Lo descubrí gracias a los análisis prenatales [que tenía el VIH]; la felicidad por mi embarazo duró muy poquito. Han sido los días más amargos. Sin dormir, sin comer bien, toda mi vida se ha resumido en buscar VIH en todas las redes y buscadores.
Sé que la vida sigue, ya fui al doctor y estoy tomando los antirretrovirales, pero sigue de forma pausada, como si fuera a cámara lenta. Los últimos días me siento con el pecho vacío, como si no hubiese nada allí. Gracias a Dios no ha sido tan malo [el tratamiento] como dicen algunos, solo el primer día me dio un sueño profundo y mareo, ya los demás días han sido leves. No tengo diarrea. He adelgazado tanto que me asusta. Quizá sea efecto de los medicamentos o el estrés.

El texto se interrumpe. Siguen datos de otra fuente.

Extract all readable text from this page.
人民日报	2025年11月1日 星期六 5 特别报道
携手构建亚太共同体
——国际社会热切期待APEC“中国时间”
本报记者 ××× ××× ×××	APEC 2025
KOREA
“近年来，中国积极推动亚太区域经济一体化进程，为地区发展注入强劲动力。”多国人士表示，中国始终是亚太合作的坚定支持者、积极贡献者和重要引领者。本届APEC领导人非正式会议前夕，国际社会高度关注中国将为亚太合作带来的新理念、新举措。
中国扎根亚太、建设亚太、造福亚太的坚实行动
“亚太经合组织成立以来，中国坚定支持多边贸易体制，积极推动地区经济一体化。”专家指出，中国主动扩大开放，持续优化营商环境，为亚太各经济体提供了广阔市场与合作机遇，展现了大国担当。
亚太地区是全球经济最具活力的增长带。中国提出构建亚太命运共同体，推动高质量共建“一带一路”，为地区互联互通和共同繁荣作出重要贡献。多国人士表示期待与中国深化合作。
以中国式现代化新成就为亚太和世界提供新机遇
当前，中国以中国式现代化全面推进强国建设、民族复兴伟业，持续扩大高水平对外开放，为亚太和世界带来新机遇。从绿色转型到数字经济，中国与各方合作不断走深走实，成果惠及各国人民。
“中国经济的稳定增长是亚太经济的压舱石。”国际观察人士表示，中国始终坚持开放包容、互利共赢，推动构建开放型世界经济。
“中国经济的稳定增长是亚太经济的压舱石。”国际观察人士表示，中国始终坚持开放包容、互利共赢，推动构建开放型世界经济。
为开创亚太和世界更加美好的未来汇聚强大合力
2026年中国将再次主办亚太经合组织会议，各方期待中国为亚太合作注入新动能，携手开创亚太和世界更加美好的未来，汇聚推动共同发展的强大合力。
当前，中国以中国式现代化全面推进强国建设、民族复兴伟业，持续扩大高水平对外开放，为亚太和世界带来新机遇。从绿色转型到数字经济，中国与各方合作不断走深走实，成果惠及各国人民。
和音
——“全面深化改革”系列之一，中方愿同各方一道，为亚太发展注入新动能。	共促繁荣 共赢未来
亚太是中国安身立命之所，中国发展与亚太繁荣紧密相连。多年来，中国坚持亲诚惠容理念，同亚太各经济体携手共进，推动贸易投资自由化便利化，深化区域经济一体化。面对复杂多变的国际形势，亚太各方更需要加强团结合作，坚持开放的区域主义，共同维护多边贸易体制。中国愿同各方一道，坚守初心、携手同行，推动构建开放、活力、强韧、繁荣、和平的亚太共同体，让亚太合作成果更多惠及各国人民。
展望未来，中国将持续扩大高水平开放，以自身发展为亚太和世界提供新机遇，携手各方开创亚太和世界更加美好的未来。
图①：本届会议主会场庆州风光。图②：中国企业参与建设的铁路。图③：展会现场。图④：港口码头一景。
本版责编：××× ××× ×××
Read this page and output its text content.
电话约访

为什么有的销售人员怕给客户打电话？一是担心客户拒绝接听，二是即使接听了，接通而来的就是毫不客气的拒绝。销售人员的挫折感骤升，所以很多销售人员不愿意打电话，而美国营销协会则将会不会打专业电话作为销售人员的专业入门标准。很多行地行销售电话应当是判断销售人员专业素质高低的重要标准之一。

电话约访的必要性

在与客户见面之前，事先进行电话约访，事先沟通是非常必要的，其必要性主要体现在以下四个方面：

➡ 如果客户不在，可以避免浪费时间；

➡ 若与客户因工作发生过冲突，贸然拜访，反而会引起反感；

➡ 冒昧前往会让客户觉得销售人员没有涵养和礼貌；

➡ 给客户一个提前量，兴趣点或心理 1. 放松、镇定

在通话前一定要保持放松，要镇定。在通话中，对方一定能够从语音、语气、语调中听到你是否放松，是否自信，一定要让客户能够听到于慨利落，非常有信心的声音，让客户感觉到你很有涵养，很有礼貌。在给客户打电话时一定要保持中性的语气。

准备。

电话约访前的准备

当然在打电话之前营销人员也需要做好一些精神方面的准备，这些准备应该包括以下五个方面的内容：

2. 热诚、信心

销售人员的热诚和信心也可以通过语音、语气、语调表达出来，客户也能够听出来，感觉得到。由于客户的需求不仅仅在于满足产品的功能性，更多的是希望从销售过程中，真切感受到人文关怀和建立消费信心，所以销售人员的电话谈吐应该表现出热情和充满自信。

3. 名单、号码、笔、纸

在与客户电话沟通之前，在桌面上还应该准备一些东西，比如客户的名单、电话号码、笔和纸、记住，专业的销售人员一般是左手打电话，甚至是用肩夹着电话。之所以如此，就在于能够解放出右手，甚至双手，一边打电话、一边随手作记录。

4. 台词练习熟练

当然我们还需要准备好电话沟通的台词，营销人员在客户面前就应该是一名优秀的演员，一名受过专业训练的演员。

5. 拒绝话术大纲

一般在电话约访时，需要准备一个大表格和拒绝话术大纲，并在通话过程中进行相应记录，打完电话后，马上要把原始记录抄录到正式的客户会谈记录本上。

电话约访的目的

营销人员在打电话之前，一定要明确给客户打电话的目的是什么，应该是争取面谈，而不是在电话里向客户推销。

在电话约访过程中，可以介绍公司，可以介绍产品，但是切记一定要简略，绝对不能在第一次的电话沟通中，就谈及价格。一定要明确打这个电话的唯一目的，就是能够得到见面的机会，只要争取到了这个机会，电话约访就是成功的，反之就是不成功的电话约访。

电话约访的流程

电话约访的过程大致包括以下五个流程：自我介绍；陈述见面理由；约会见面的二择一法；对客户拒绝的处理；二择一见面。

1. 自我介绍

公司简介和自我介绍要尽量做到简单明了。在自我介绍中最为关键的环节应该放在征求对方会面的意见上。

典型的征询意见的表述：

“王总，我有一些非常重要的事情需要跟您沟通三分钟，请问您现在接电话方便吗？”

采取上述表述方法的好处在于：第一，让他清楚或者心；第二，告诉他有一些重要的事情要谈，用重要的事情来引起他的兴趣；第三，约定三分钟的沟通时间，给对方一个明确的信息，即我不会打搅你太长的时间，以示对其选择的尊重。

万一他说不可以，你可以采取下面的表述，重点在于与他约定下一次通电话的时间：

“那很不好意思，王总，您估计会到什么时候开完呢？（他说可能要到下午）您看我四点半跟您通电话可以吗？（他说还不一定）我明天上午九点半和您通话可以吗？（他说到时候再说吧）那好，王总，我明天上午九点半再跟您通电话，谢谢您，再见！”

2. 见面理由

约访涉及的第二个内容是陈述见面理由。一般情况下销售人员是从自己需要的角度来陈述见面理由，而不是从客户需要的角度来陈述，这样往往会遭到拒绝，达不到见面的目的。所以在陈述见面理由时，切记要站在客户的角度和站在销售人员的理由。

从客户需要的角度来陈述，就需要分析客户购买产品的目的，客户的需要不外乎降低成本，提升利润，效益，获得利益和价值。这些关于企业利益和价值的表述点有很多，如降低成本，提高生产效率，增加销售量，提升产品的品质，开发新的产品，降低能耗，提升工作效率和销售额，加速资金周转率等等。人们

Mi esposo se ha hecho dos pruebas y salieron negativas. Yo solo rezo para que así sea. Él no se merecería algo así. Tengo claro que no fue mi marido quien me transmitió el virus. Él ha sido mi apoyo, no me ha dejado sola ni un momento. Vivo con la incertidumbre de que un día despierte y él ya no esté. Sigo mi vida normal dentro de lo que cabe, pero ya no sonrío, no bromeo. Mi vida es gris. Supongo que hay que darle tiempo al tiempo.
Aún no he recibido mis resultados de carga viral ni de CD4. Por mi embarazo me dieron los medicamentos de una vez. Salgo a la calle, pero quisiera no hacerlo. Siento que todos me miran, aunque esto solo lo sabe mi esposo, mi médico y la chica del laboratorio.
Los días van pasando, me siento mejor, pero no me puedo mirar al espejo. Ojeras, delgadez, ya no hay brillo en mi mirada. Rezo para que el tiempo pase y poder tener ya a mi hijo en brazos, porque sé que será mi única alegría.